Angle to Key West: Gear List (1/27)

Gear

Tallahassee, FL – January 27, 2013

It looks like a yard sale around my boat, equipment scattered on either side, pulled out of holds and dry bags, thrown into piles.

The waterproof GPS that isn’t. Condensation builds under the glass on hot days, the screen freezes and I have to pry the batteries out to restart it. The weather radio works perfectly because it’s brand new, exchanged for the old one that died on the Mississippi. The skirt is new too, replacing one that couldn’t hold out the Gulf’s waves after six months of rivers and lakes. Every dry bag leaks through small tears and worn seams.

My deck bag has a shattered buckle and leaks water. Rocks, concrete, and oyster bars have scrapped away the edge of my paddle blades and dented the carbon-fiber face like it was made of foam. I glued the bilge pump’s gasket together two-thousand miles ago.

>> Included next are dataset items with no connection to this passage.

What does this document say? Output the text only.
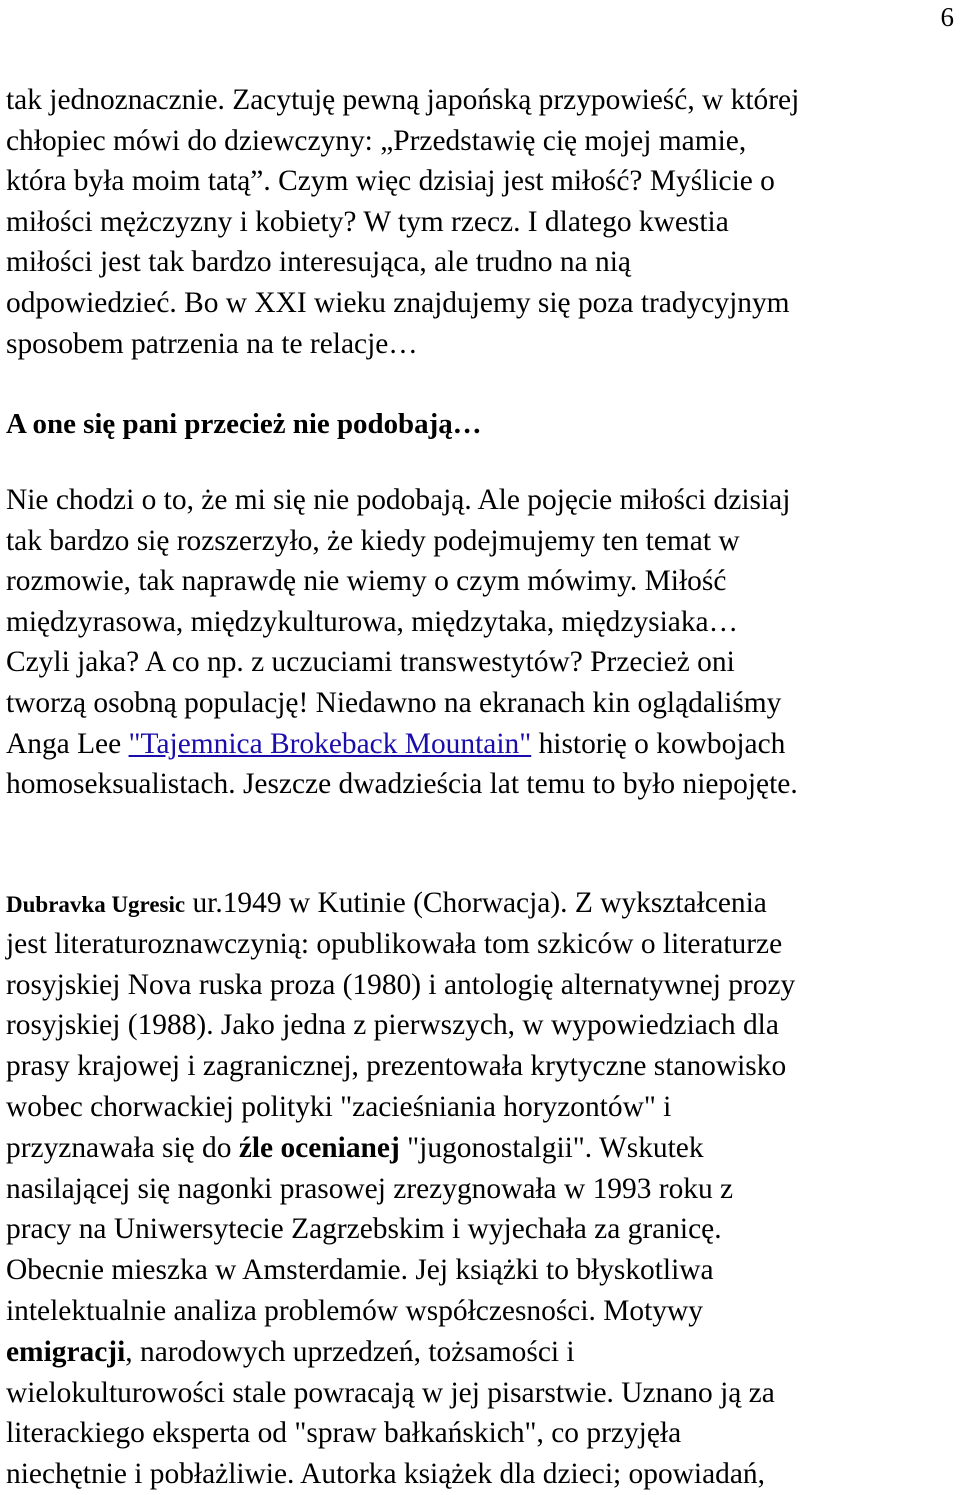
6
tak jednoznacznie. Zacytuję pewną japońską przypowieść, w której
chłopiec mówi do dziewczyny: „Przedstawię cię mojej mamie,
która była moim tatą”. Czym więc dzisiaj jest miłość? Myślicie o
miłości mężczyzny i kobiety? W tym rzecz. I dlatego kwestia
miłości jest tak bardzo interesująca, ale trudno na nią
odpowiedzieć. Bo w XXI wieku znajdujemy się poza tradycyjnym
sposobem patrzenia na te relacje…
A one się pani przecież nie podobają…
Nie chodzi o to, że mi się nie podobają. Ale pojęcie miłości dzisiaj
tak bardzo się rozszerzyło, że kiedy podejmujemy ten temat w
rozmowie, tak naprawdę nie wiemy o czym mówimy. Miłość
międzyrasowa, międzykulturowa, międzytaka, międzysiaka…
Czyli jaka? A co np. z uczuciami transwestytów? Przecież oni
tworzą osobną populację! Niedawno na ekranach kin oglądaliśmy
Anga Lee "Tajemnica Brokeback Mountain" historię o kowbojach
homoseksualistach. Jeszcze dwadzieścia lat temu to było niepojęte.
Dubravka Ugresic ur.1949 w Kutinie (Chorwacja). Z wykształcenia
jest literaturoznawczynią: opublikowała tom szkiców o literaturze
rosyjskiej Nova ruska proza (1980) i antologię alternatywnej prozy
rosyjskiej (1988). Jako jedna z pierwszych, w wypowiedziach dla
prasy krajowej i zagranicznej, prezentowała krytyczne stanowisko
wobec chorwackiej polityki "zacieśniania horyzontów" i
przyznawała się do źle ocenianej "jugonostalgii". Wskutek
nasilającej się nagonki prasowej zrezygnowała w 1993 roku z
pracy na Uniwersytecie Zagrzebskim i wyjechała za granicę.
Obecnie mieszka w Amsterdamie. Jej książki to błyskotliwa
intelektualnie analiza problemów współczesności. Motywy
emigracji, narodowych uprzedzeń, tożsamości i
wielokulturowości stale powracają w jej pisarstwie. Uznano ją za
literackiego eksperta od "spraw bałkańskich", co przyjęła
niechętnie i pobłażliwie. Autorka książek dla dzieci; opowiadań,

My phone is gone, in some postal service box across the country, mailed back for a second round of repairs. My old tent lies in a heap, its pole snapped, the fly useless against water, and the zippers falling apart. I sent my sleeping bag back for repairs because it de-laminated inside and started growing grapefruit sized bubbles from end to end. Every strap on the two-wheeled cart has broken at least once and the metal is worn almost through.

My pants are ripped. My shirt is two shades lighter than it used to be. My spray jacket lets water in but not out. Even the Looksha has a thousand scratches on her belly and two rudder lines held together with wire clamps after I beat them apart rough portages.

I wonder how I managed to endure.

Then I hold my tight hands, stretch out my back, run my fingers over my cracked heels, and remember that rib aching in my chest.

6 thoughts on “Angle to Key West: Gear List (1/27)

  1. Equipment companies should be paying you to use their gear! You are the real litmus test! Your gear don’t owe you a dime!

  2. Hey, you forgot to mention all the good things you saw, and would have never experienced if you hadn’t gone down the Miss. What great memories you have, and I do too from reading your blogs. Thanks.

  3. Thanks for the reality check. If you didn’t tell people this side of the adventure there’s be too many lightweights heading out into the wild. Sometimes, there will be blood. @AdventuressGals.